Sunday, 18 December 2016
Purity - the second story in this bleak Davros-centric quadrilogy - picks up around fourteen years after the events of the first, with Davros now almost thirty years of age, longing to escape the military and join the Scientific Corps. This is probably the biggest time-leap that this miniseries will make, and ultimately probably necessary if only to speed things up to get us to the point in proceedings where Terry Molloy can take over and play Davros as an adult, but I did feel a tad frustrated not to hear some more of the fallout of the events in Innocence. Fortunately, authors James Parsons and Andrew Stirling-Brown - previously behind LIVE 34 - fill us in fairly effectively on what we’ve missed, and we soon build up a decent enough picture of the intervening years. Davros here is stuck in a rut. He has a dead-end job that doesn’t interest him. His life isn’t going anywhere. This is the ‘rejected from art school’ step on the long road to tyrannical power.

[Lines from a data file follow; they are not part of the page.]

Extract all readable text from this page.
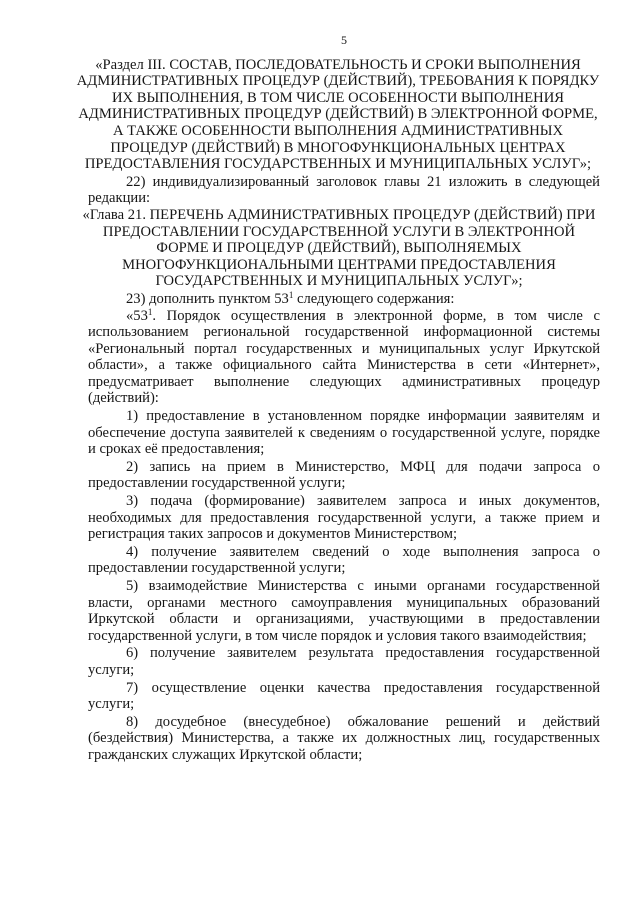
5
«Раздел III. СОСТАВ, ПОСЛЕДОВАТЕЛЬНОСТЬ И СРОКИ ВЫПОЛНЕНИЯ АДМИНИСТРАТИВНЫХ ПРОЦЕДУР (ДЕЙСТВИЙ), ТРЕБОВАНИЯ К ПОРЯДКУ ИХ ВЫПОЛНЕНИЯ, В ТОМ ЧИСЛЕ ОСОБЕННОСТИ ВЫПОЛНЕНИЯ АДМИНИСТРАТИВНЫХ ПРОЦЕДУР (ДЕЙСТВИЙ) В ЭЛЕКТРОННОЙ ФОРМЕ, А ТАКЖЕ ОСОБЕННОСТИ ВЫПОЛНЕНИЯ АДМИНИСТРАТИВНЫХ ПРОЦЕДУР (ДЕЙСТВИЙ) В МНОГОФУНКЦИОНАЛЬНЫХ ЦЕНТРАХ ПРЕДОСТАВЛЕНИЯ ГОСУДАРСТВЕННЫХ И МУНИЦИПАЛЬНЫХ УСЛУГ»;

22) индивидуализированный заголовок главы 21 изложить в следующей редакции:

«Глава 21. ПЕРЕЧЕНЬ АДМИНИСТРАТИВНЫХ ПРОЦЕДУР (ДЕЙСТВИЙ) ПРИ ПРЕДОСТАВЛЕНИИ ГОСУДАРСТВЕННОЙ УСЛУГИ В ЭЛЕКТРОННОЙ ФОРМЕ И ПРОЦЕДУР (ДЕЙСТВИЙ), ВЫПОЛНЯЕМЫХ МНОГОФУНКЦИОНАЛЬНЫМИ ЦЕНТРАМИ ПРЕДОСТАВЛЕНИЯ ГОСУДАРСТВЕННЫХ И МУНИЦИПАЛЬНЫХ УСЛУГ»;

23) дополнить пунктом $53^1$ следующего содержания:

«$53^1$. Порядок осуществления в электронной форме, в том числе с использованием региональной государственной информационной системы «Региональный портал государственных и муниципальных услуг Иркутской области», а также официального сайта Министерства в сети «Интернет», предусматривает выполнение следующих административных процедур (действий):

1) предоставление в установленном порядке информации заявителям и обеспечение доступа заявителей к сведениям о государственной услуге, порядке и сроках её предоставления;

2) запись на прием в Министерство, МФЦ для подачи запроса о предоставлении государственной услуги;

3) подача (формирование) заявителем запроса и иных документов, необходимых для предоставления государственной услуги, а также прием и регистрация таких запросов и документов Министерством;

4) получение заявителем сведений о ходе выполнения запроса о предоставлении государственной услуги;

5) взаимодействие Министерства с иными органами государственной власти, органами местного самоуправления муниципальных образований Иркутской области и организациями, участвующими в предоставлении государственной услуги, в том числе порядок и условия такого взаимодействия;

6) получение заявителем результата предоставления государственной услуги;

7) осуществление оценки качества предоставления государственной услуги;

8) досудебное (внесудебное) обжалование решений и действий (бездействия) Министерства, а также их должностных лиц, государственных гражданских служащих Иркутской области;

A term that is pretty apt for discussing Doctor Who stories in general, but even more so for spin-off series like I, Davros, is the Russian literary critic Mikhail Bakhtin’s concept of the ‘chronotope’ (the Greek for ‘time-space’, and stolen from 1920s Russian scientists, so it’s a pleasingly Doctor Whoish word): the abstract usage of time and space in literature and language. I think the word can be boiled down to the idea of spaces and times within narratives: discussing Dalek Empire, for instance, I made much of the fact that the Daleks inhabit a space of not-Doctor-ness, taking the crown from him as instigator of the story’s events when they fill the void of his absence. In Doctor Who Dalek stories, “Dalek time” and “Dalek space” are very rarely Doctorless chronotopes; even if the story begins with them rather than leaving the Doctor to discover them, they fear he will come along and stop them at any moment (which he reliably does). In Dalek Empire, on the other hand, the Daleks have supreme control over time and space. Not literally, in the melodramatic way they might screech those words through their ring modulators - but the story’s space is theirs to command, theirs to fly their fleet through without fear of being stopped by the Doctor; the years that we leap through of Suz and Alby’s hard labour and suffering are the Daleks’ to rule over. Even when the Doctor shows up (Return of the Daleks) he can only help so much, because he is tacitly within a different chronotope to his own. This is why complaints about the Doctor not showing up to save the day in Torchwood or The Sarah Jane Adventures or Class tend to miss the mark, and why - for all the fun enthusiasm of a cameo - his guest appearances can be a bit distracting: because the rules state that this is not his space. He ain’t in his own chronotope anymore.